Each season, it seems, the Lions play with my emotions by being a very good team in the spring, only to melt into a puddle of liquified ambitions by June.

With this in mind, I’ve found myself in a conundrum — finding it impossible to pin much hope on this season and apprehensive about being much better next season, even if the Lions do start well.

The supporters understand this, and the challenges that the club has faced every summer have become a standard part of every conversational vocabulary. We know it happens, and we all have a theory as to why.

As the Lions limp to the finish line and take a long hard look at themselves; they have to put on the off-season to-do-list, “solve the summer.” Is it the weather? Is it the schedule? Is it something intangible? Is it solved through nutrition, training, psychology, or an extra day off here and there?

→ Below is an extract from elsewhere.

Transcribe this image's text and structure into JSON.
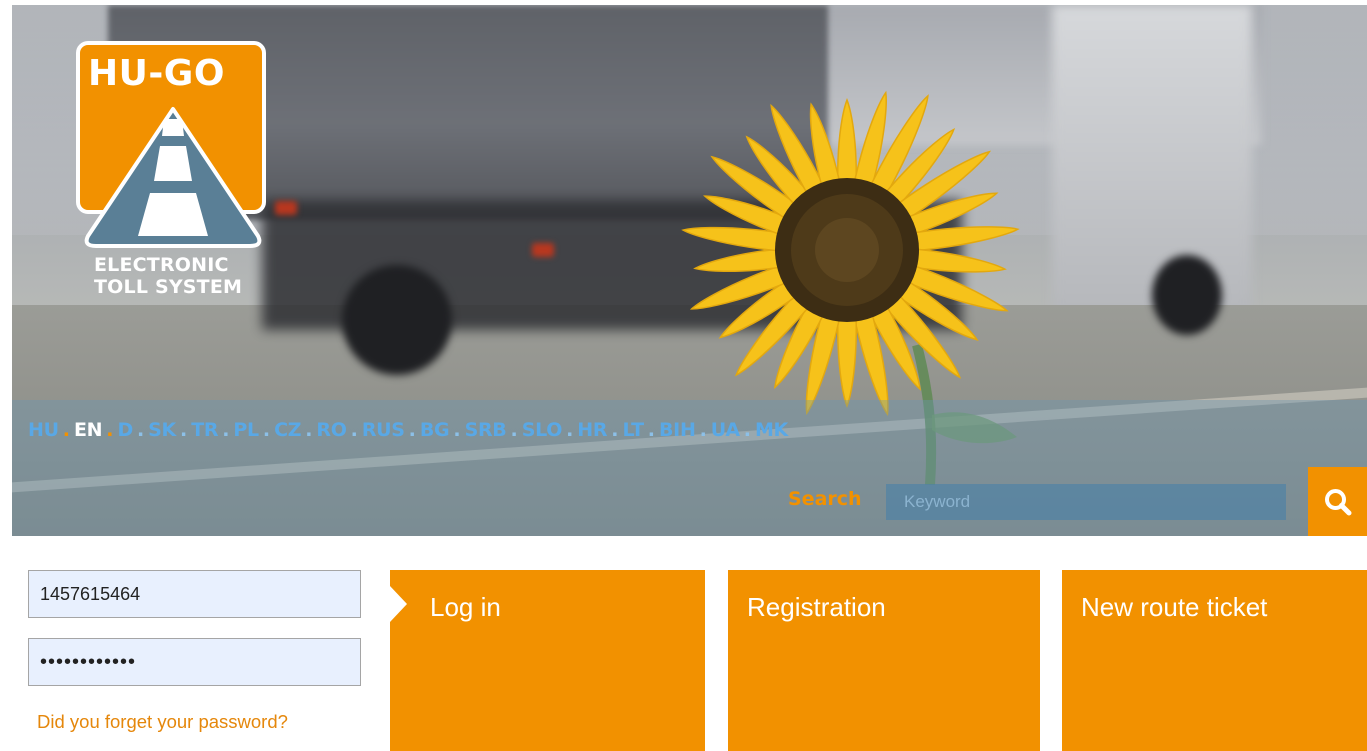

I’ll never suggest I know the solution, simply that it seems the team has a legitimate problem when nature turns up the thermostat come June.

I’m not blaming the players on this one. They actually have my sympathy. I’m the guy who tries to convince my pick-up game to play at 6 a.m. in the summer to avoid the heat. Even when we play at 9 a.m., we all absolutely roast in June, July, and August. That said, until the Lions figure out summer, I don’t see them ever contending and I’m not sure a winning record in the spring will ever be enough to push the club through the decimating losing streaks that seem to have become an annual rite of passage for Orlando City. 

A final thought, the Lions seemed to thrive in the summers during their first four USL campaigns. What was it about those teams that made the summer just another season to win games in? My hypothesis would be depth and rotation. Anyone who is honest knows that those teams were overpowering for the level of the league in those years. I won’t say winning was easy, but it helped to have a talented roster with a ton of depth. The challenge then becomes, how to build that sort of roster within the confines of the MLS legal code? Therein may lie the problem.